Yoko Tsuno: The Morning of The World

Writer / Artist
Yoko Tsuno: The Morning of The World
Yoko Tsuno The Morning of the World review
  • UK publisher / ISBN: Cinebook - 978-1-84918-082-5
  • Volume No.: 17
  • Release date: 1988
  • English language release date: 2011
  • UPC: 9781849180825
  • Contains adult content?: no
  • Does this pass the Bechdel test?: yes
  • Positive minority portrayal?: yes

The Morning of The World is the sixth album of Roger Leloup’s Yoko Tsuno to be translated by Cinebook, but the 17th volume in the original series, following on directly from The Dragon of Hong Kong. The end of that adventure found our intrepid heroine Yoko Tsuno adding a fourth member to her group alongside Vic and Pol, a little girl called Morning Dew (mostly just referred to as ‘Dew’ by everyone). This story begins with Yoko piloting yet another fabulous jet–the ‘Hummingbird Two’–to an airport in Bali where she meets with Monya, the girl from the future first seen in The Time Spiral. In that adventure Monya and Yoko journeyed back into the past to World War II to prevent the destruction of Earth in the future. When they returned to the present, Monya had to remain in 1980s Indonesia, because with the timeline now altered, her own future no longer existed. The stranded young time-traveller eventually used her time machine to journey into the past again, and her actions create a problem that she now needs Yoko’s help to put right.
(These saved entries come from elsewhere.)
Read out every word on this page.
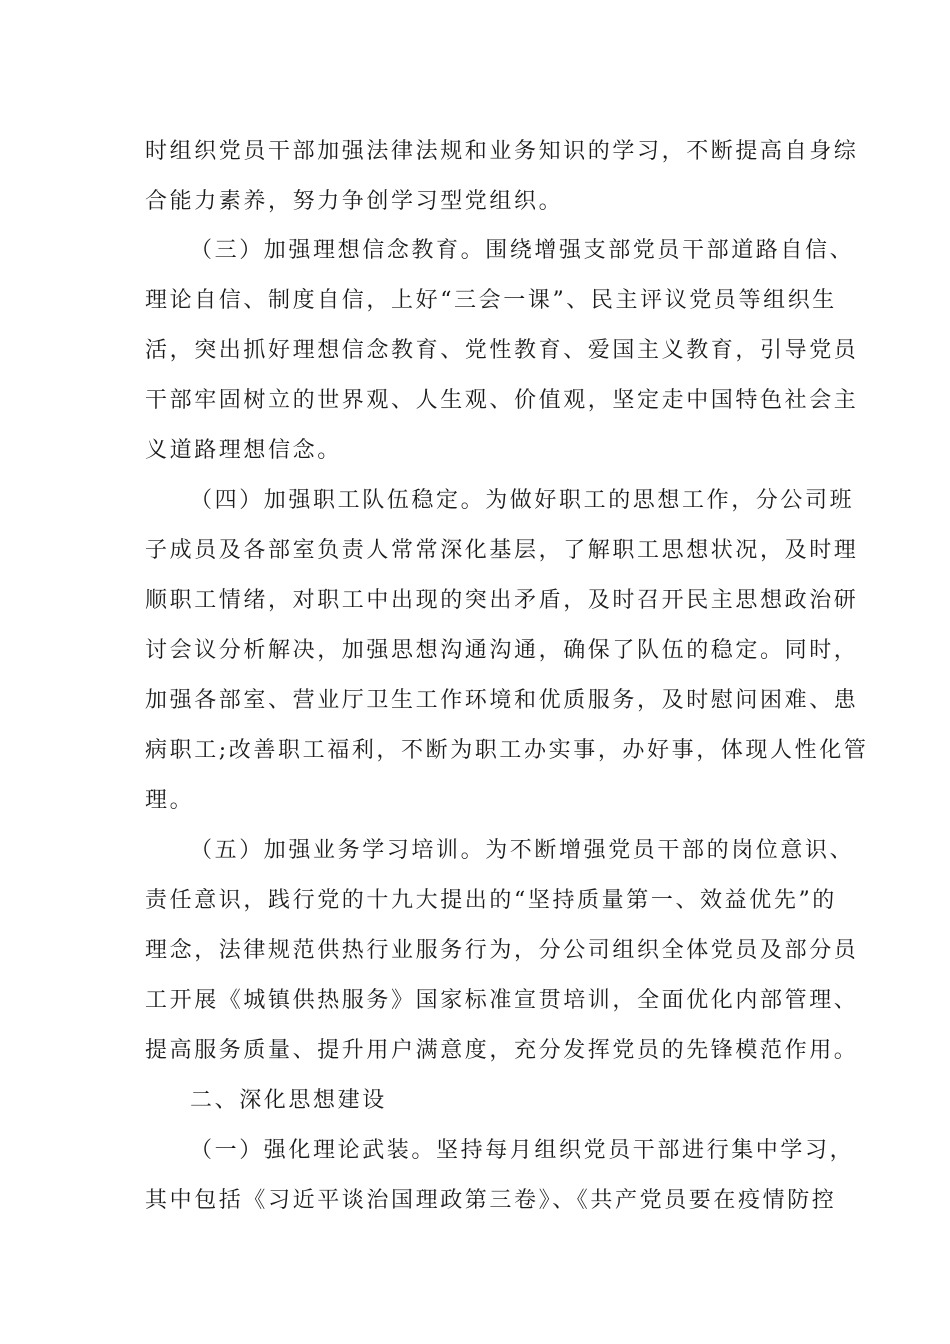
时组织党员干部加强法律法规和业务知识的学习，不断提高自身综
合能力素养，努力争创学习型党组织。
（三）加强理想信念教育。围绕增强支部党员干部道路自信、
理论自信、制度自信，上好“三会一课”、民主评议党员等组织生
活，突出抓好理想信念教育、党性教育、爱国主义教育，引导党员
干部牢固树立的世界观、人生观、价值观，坚定走中国特色社会主
义道路理想信念。
（四）加强职工队伍稳定。为做好职工的思想工作，分公司班
子成员及各部室负责人常常深化基层，了解职工思想状况，及时理
顺职工情绪，对职工中出现的突出矛盾，及时召开民主思想政治研
讨会议分析解决，加强思想沟通沟通，确保了队伍的稳定。同时，
加强各部室、营业厅卫生工作环境和优质服务，及时慰问困难、患
病职工;改善职工福利，不断为职工办实事，办好事，体现人性化管
理。
（五）加强业务学习培训。为不断增强党员干部的岗位意识、
责任意识，践行党的十九大提出的“坚持质量第一、效益优先”的
理念，法律规范供热行业服务行为，分公司组织全体党员及部分员
工开展《城镇供热服务》国家标准宣贯培训，全面优化内部管理、
提高服务质量、提升用户满意度，充分发挥党员的先锋模范作用。
二、深化思想建设
（一）强化理论武装。坚持每月组织党员干部进行集中学习，
其中包括《习近平谈治国理政第三卷》、《共产党员要在疫情防控
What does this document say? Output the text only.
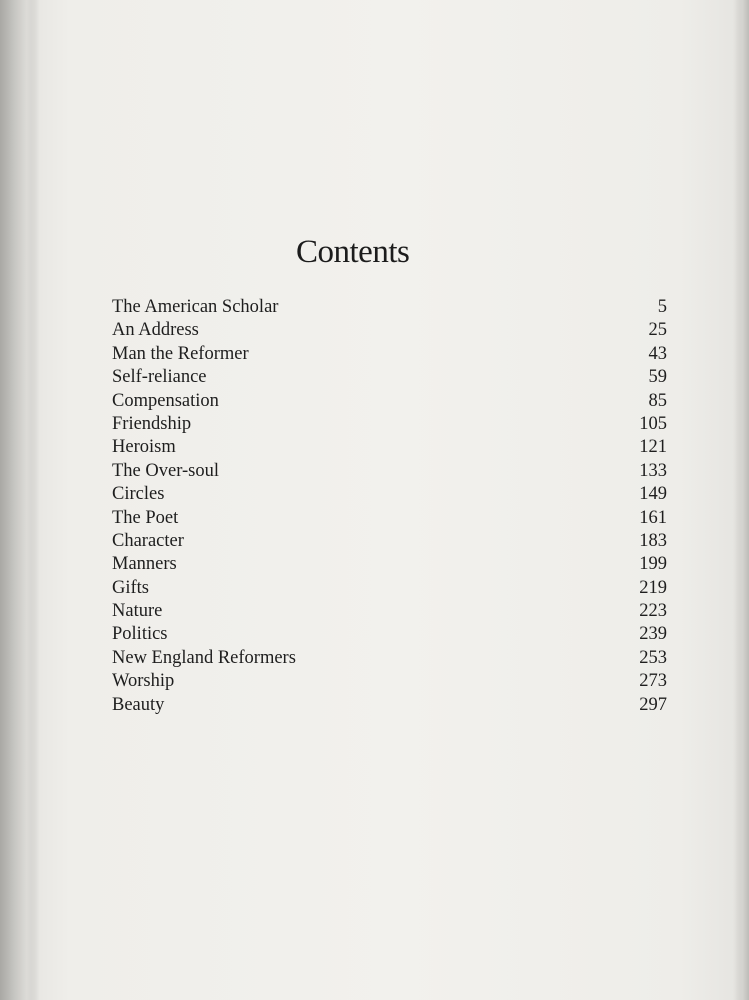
Contents
The American Scholar	5
An Address	25
Man the Reformer	43
Self-reliance	59
Compensation	85
Friendship	105
Heroism	121
The Over-soul	133
Circles	149
The Poet	161
Character	183
Manners	199
Gifts	219
Nature	223
Politics	239
New England Reformers	253
Worship	273
Beauty	297
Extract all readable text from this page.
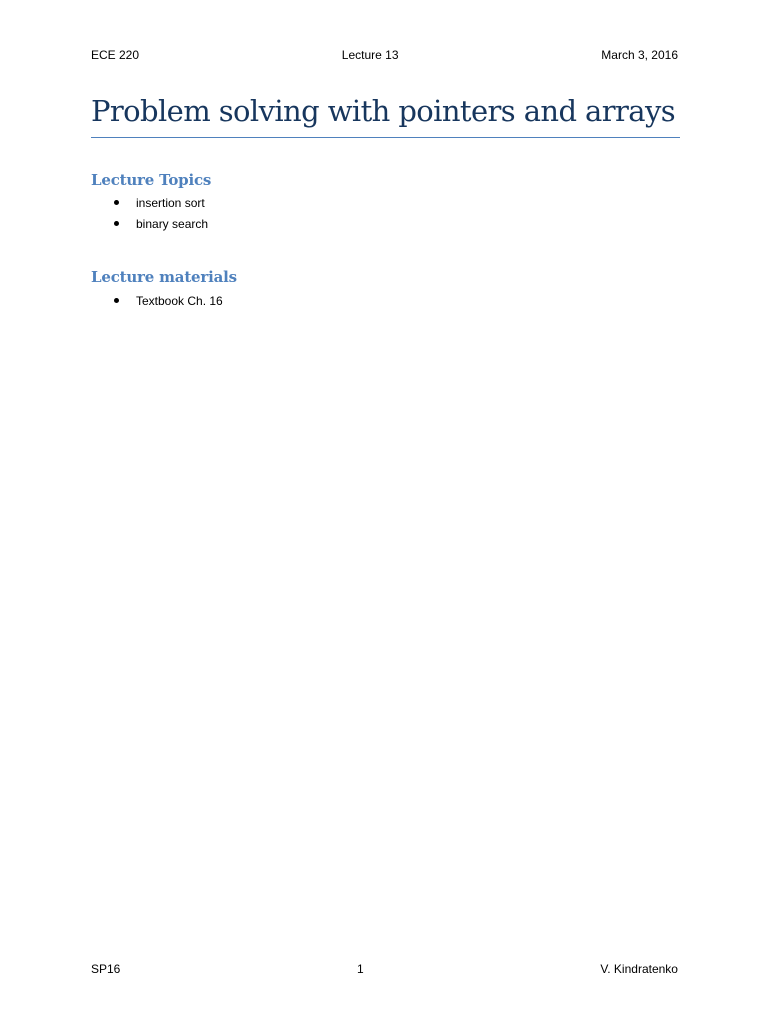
ECE 220	Lecture 13	March 3, 2016
Problem solving with pointers and arrays
Lecture Topics
insertion sort
binary search
Lecture materials
Textbook Ch. 16
SP16	1	V. Kindratenko
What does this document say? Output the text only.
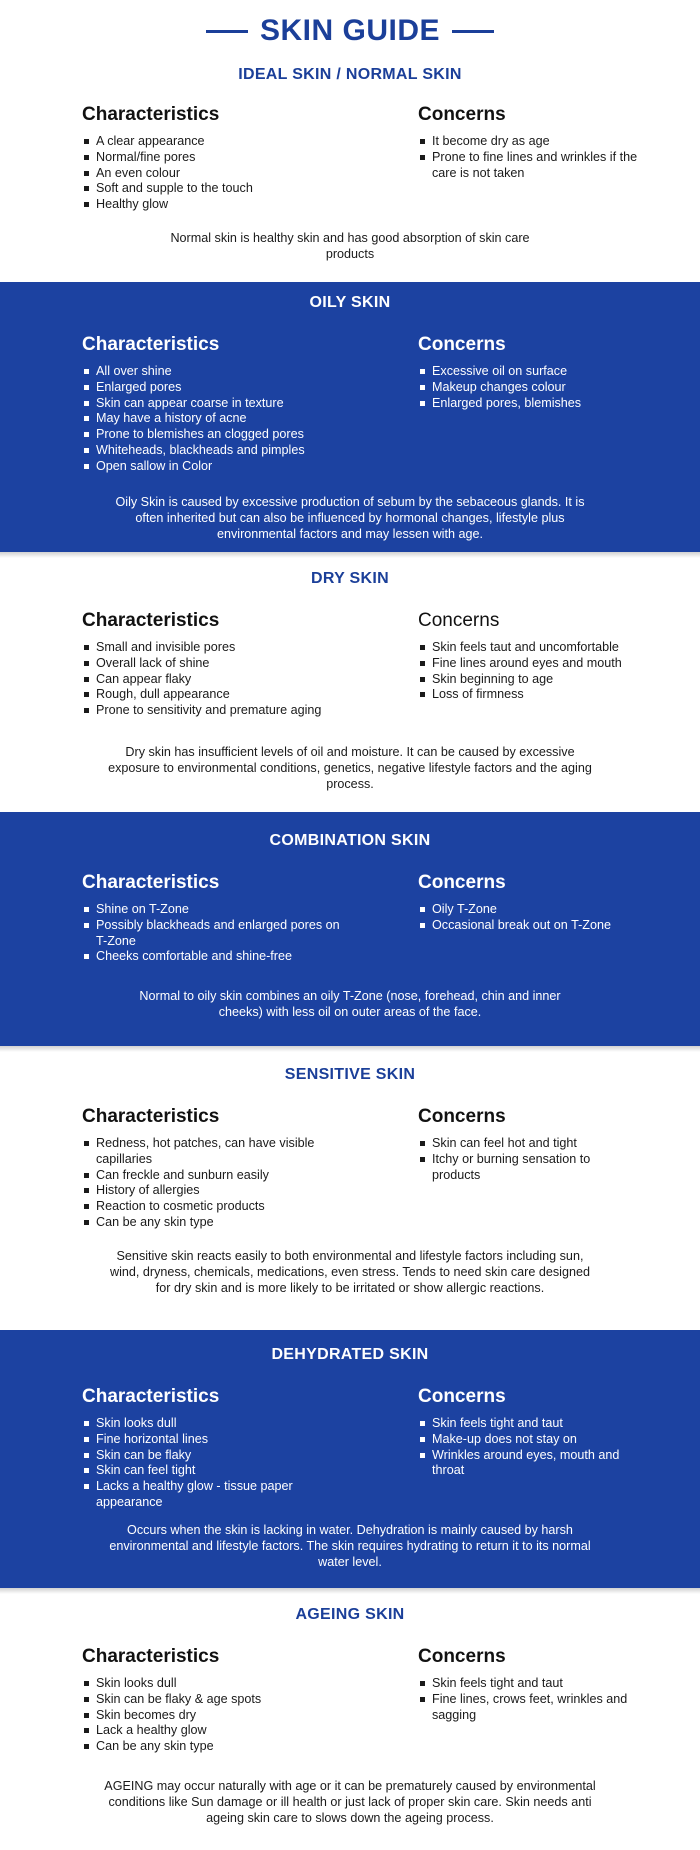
SKIN GUIDE
IDEAL SKIN / NORMAL SKIN
Characteristics
A clear appearance
Normal/fine pores
An even colour
Soft and supple to the touch
Healthy glow
Concerns
It become dry as age
Prone to fine lines and wrinkles if the care is not taken
Normal skin is healthy skin and has good absorption of skin care products
OILY SKIN
Characteristics
All over shine
Enlarged pores
Skin can appear coarse in texture
May have a history of acne
Prone to blemishes an clogged pores
Whiteheads, blackheads and pimples
Open sallow in Color
Concerns
Excessive oil on surface
Makeup changes colour
Enlarged pores, blemishes
Oily Skin is caused by excessive production of sebum by the sebaceous glands. It is often inherited but can also be influenced by hormonal changes, lifestyle plus environmental factors and may lessen with age.
DRY SKIN
Characteristics
Small and invisible pores
Overall lack of shine
Can appear flaky
Rough, dull appearance
Prone to sensitivity and premature aging
Concerns
Skin feels taut and uncomfortable
Fine lines around eyes and mouth
Skin beginning to age
Loss of firmness
Dry skin has insufficient levels of oil and moisture. It can be caused by excessive exposure to environmental conditions, genetics, negative lifestyle factors and the aging process.
COMBINATION SKIN
Characteristics
Shine on T-Zone
Possibly blackheads and enlarged pores on T-Zone
Cheeks comfortable and shine-free
Concerns
Oily T-Zone
Occasional break out on T-Zone
Normal to oily skin combines an oily T-Zone (nose, forehead, chin and inner cheeks) with less oil on outer areas of the face.
SENSITIVE SKIN
Characteristics
Redness, hot patches, can have visible capillaries
Can freckle and sunburn easily
History of allergies
Reaction to cosmetic products
Can be any skin type
Concerns
Skin can feel hot and tight
Itchy or burning sensation to products
Sensitive skin reacts easily to both environmental and lifestyle factors including sun, wind, dryness, chemicals, medications, even stress. Tends to need skin care designed for dry skin and is more likely to be irritated or show allergic reactions.
DEHYDRATED SKIN
Characteristics
Skin looks dull
Fine horizontal lines
Skin can be flaky
Skin can feel tight
Lacks a healthy glow - tissue paper appearance
Concerns
Skin feels tight and taut
Make-up does not stay on
Wrinkles around eyes, mouth and throat
Occurs when the skin is lacking in water. Dehydration is mainly caused by harsh environmental and lifestyle factors. The skin requires hydrating to return it to its normal water level.
AGEING SKIN
Characteristics
Skin looks dull
Skin can be flaky & age spots
Skin becomes dry
Lack a healthy glow
Can be any skin type
Concerns
Skin feels tight and taut
Fine lines, crows feet, wrinkles and sagging
AGEING may occur naturally with age or it can be prematurely caused by environmental conditions like Sun damage or ill health or just lack of proper skin care. Skin needs anti ageing skin care to slows down the ageing process.
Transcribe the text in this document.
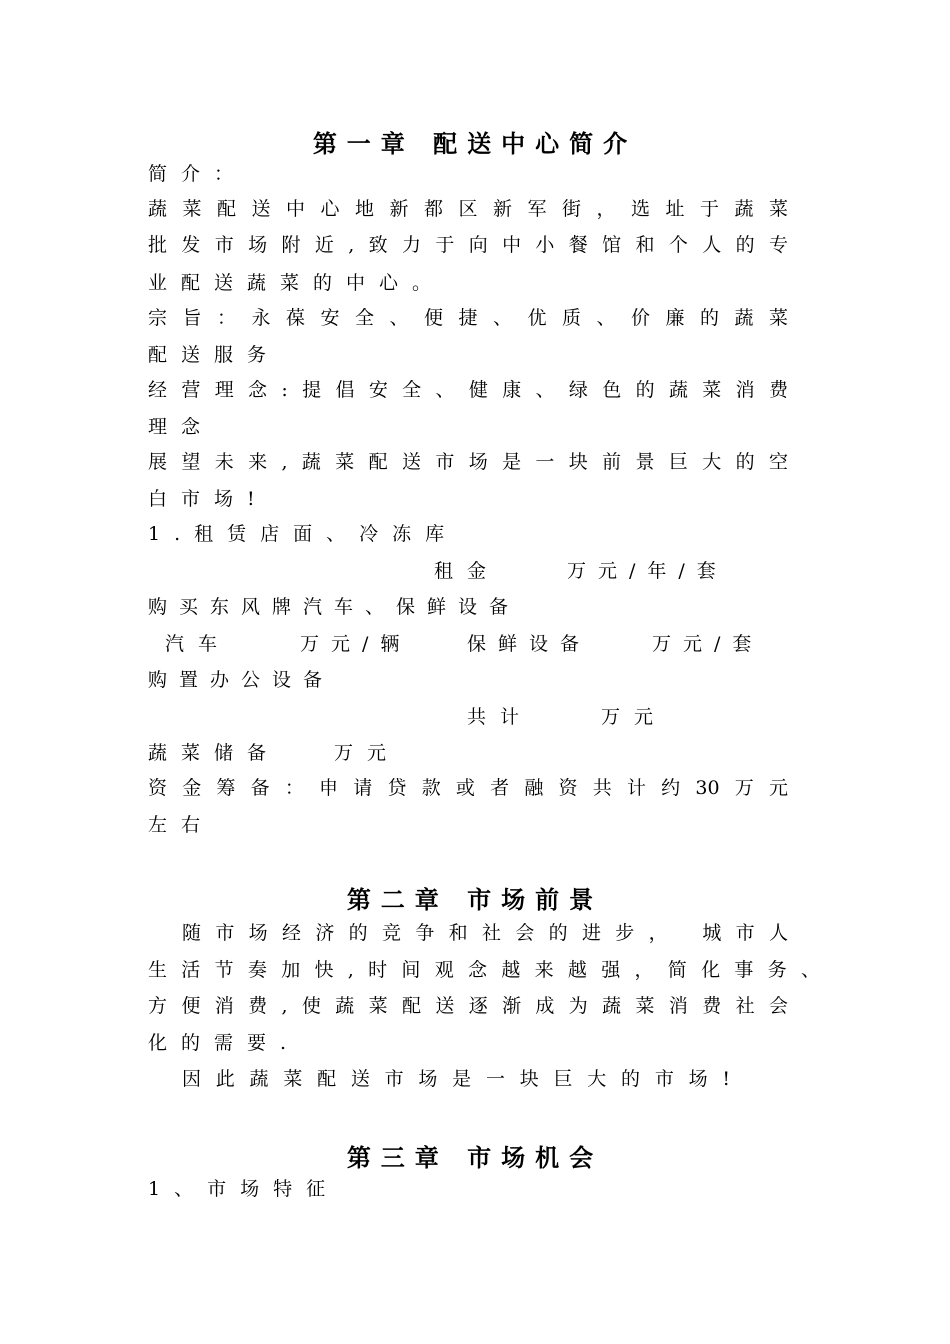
第一章 配送中心简介
简介：
蔬菜配送中心地新都区新军街，选址于蔬菜
批发市场附近,致力于向中小餐馆和个人的专
业配送蔬菜的中心。
宗旨：永葆安全、便捷、优质、价廉的蔬菜
配送服务
经营理念:提倡安全、健康、绿色的蔬菜消费
理念
展望未来,蔬菜配送市场是一块前景巨大的空
白市场!
1.租赁店面、冷冻库
租金	万元/年/套
购买东风牌汽车、保鲜设备
汽车	万元/辆	保鲜设备	万元/套
购置办公设备
共计	万元
蔬菜储备	万元
资金筹备：申请贷款或者融资共计约30万元
左右
第二章 市场前景
随市场经济的竞争和社会的进步， 城市人
生活节奏加快,时间观念越来越强，简化事务、
方便消费,使蔬菜配送逐渐成为蔬菜消费社会
化的需要.
因此蔬菜配送市场是一块巨大的市场!
第三章 市场机会
1、市场特征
Perhaps because this series is for young readers, Roger Leloup has avoided the kind of complicated paradoxes that time travel stories usually depend on. By trying to keep the plot simple and linear, though, The Morning of The World delivers a story that doesn’t make sense. Monya’s problem has a giant logical flaw that Yoko should solve immediately, and Leloup tries to bury that obvious solution under a heap of other contrived situations which keep the action moving. There is plenty of excitement and danger for Yoko and friends to deal with on their journey 700 years into the past. But any child not distracted by the contrast of futuristic technology with ancient menaces will eventually wonder why Yoko’s dynamic problem-solving doesn’t involve using the time machine and her knowledge of the past to avoid getting into trouble in the first place. Despite some spectacular moments, overall this is an unsatisfying episode of the series, far too complicated and yet not clever enough to wrap things up without some cheating.

There’s a huge jump back to the beginning of this series with the next book The Curious Trio which reprints Roger Leloup’s very first Yoko Tsuno stories from 1972. The style of this early work is so different that readers might not recognise the characters at first, but it’s a fun read with more humour than Leloup uses later on, and it will explain all the readers’ questions about the relationship between Yoko, Vic and Pol.